I awoke in the Japanese city of Fujisawa, about 40 km south west of Tokyo. Not a remarkable city in its own right, Fujisawa is in the Shonan region, which has a couple of interesting local rail services; a street railway and a monorail.
I felt like an early morning walk, so I walked beside the Enoshima Electric Railway tracks towards Enoshima. The little 3 car trains passed me every so often on the single track line, and after about 40 minutes I arrived at Enoshima station. Between Enoshima and Koshigoe stations, the Enoshima Electric Railway turns into the Main Street of the town and for about 450 metres, the train pretends it is a tram; the full sized trains rumble slowly down the narrow shopping street.
I watched the morning traffic dodge about half a dozen trains before I boarded a Kamakura bound train at Koshigoe. After the spectacle of trains traversing a suburban street, the short journey on reserved track was unremarkable and we terminated at a very ordinary platform at Kamakura. I made my way through to the JR Platforms, and caught a local train for the short journey to Ofuna.
At Ofuna, I left the JR train and headed for the monorail station, which is on the second floor of a shopping centre built on top of the JR station. The Shonan Monorail runs along a 6.6km route between Ofuna and Enoshima. It is single tracked with several passing stations, but the unusual thing about this monorail is that instead of balancing on a central rail, it is suspended (mostly above suburban streets) from an elevated track (similar to the Wuppertal Suspension Railway).
I entered the monorail station and found a platform on either side of the single track, which came to a dead end inside the building. There was a smooth floor between the platforms, located beneath a steel support beam. I only had to wait a few minutes before the boxy 3 car train entered the side of the building and came to a smooth stop at the dead end; passengers alighting from one side of the train, before the doors were opened on the other platform to allow passengers to board.
I boarded the train and we soon departed, emerging out of the building to pass about 10 metres above the bus terminal. We passed around some tight curves over a light industrial area, before straightening up and running at great speed, dangling above a busy street. We arrived at the first station of Fujimicho, which is a crossing station with two tracks with side platforms.

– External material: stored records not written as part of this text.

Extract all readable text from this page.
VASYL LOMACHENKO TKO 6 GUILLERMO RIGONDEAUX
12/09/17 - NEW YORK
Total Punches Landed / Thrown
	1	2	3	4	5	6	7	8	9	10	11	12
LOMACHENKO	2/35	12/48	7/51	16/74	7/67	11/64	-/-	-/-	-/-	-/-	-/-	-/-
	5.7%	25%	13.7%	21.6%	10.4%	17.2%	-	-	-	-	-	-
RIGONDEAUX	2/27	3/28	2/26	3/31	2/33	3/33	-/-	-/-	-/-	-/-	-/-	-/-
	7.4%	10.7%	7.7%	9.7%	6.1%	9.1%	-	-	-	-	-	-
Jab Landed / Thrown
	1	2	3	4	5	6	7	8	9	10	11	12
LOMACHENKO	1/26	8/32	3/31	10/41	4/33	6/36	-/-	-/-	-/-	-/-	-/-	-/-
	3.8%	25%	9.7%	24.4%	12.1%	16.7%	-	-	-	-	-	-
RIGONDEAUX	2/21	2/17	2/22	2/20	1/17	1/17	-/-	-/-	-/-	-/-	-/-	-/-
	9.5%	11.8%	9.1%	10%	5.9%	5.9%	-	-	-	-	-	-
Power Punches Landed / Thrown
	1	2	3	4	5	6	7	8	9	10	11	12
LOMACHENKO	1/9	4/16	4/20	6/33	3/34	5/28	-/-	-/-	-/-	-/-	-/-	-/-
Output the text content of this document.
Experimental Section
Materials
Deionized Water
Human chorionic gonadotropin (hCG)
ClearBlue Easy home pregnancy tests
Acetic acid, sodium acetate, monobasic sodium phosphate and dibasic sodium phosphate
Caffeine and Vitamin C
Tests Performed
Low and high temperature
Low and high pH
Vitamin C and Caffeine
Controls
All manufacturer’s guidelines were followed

We paused for about a minute as we waited for a train approaching in the opposite direction to arrive, before continuing further down the single line, the train zipping above traffic at speeds of up to 70 km/h. Between Nishi-Fukasawa and Nishi-Kamakura, we left the road and climbed up the side of a leafy hill, before rushing into a tunnel. It was strange running through the tunnel, suspended less than a metre above a smooth concrete floor.
We soon emerged from the other end of the tunnel, and once again followed the road. We zipped on over suburban streets, passing more trains at crossing stations along the way. We left the penultimate station of Mejiroyamashita, and entered another tunnel, before a short steep descent into the terminus Shonan-Enoshima.
The platform at Shonan-Enoshima was a bare concrete building with 3 walls, open at the Ofuna end to allow trains to run in and out of the building. The building was elevated and surrounded by trees, with bare concrete steps leading down to the concourse. The concourse was also bare concrete, with several ticket machines and a drink vending machine. More steps led down to street level, emerging very close to Enoshima station on the Enoshima Electric Railway.
I climbed the steps back up to the monorail station, and caught a train one stop back to Mejiroyamashita. I left the station here, and spent a few hours walking the streets below the monorail, photographing the trains as they zipped overhead. From Nishi-Kamakura, I caught a monorail back to Shonan-Enoshima and walked the 750m to Katase-Enoshima station on the Odakyu Electric Railway. At Katase-Enoshima, there was a 60000 Series Romancecar MSE set sitting in the platform. Sadly, this sleek blue commuter train was not mine, and I boarded the 3000 series local train for Fujisawa.
At Fujisawa, I collected my luggage and boarded a local JR train for Tokyo, travelling on the double deck “green” car of the E231 series train. At Tokyo, I boarded a metallic green E5 series Shinkansen set running a Hayabusa service to Shin-Aomori, in the north of Honshu. This train was coupled with a white E3 series Shinkansen set, which would be uncoupled at Morioka to run a Komachi service on to Akita.
The 3 hour, 20 minute journey was smooth and uneventful, and by the time we arrived at Shin-Aomori it was dark. From Shin-Aomori, I boarded a 701 series local train for the 4 minute journey on the Ou main line to Aomori, from where my overnight sleeper train to Sapporo would depart.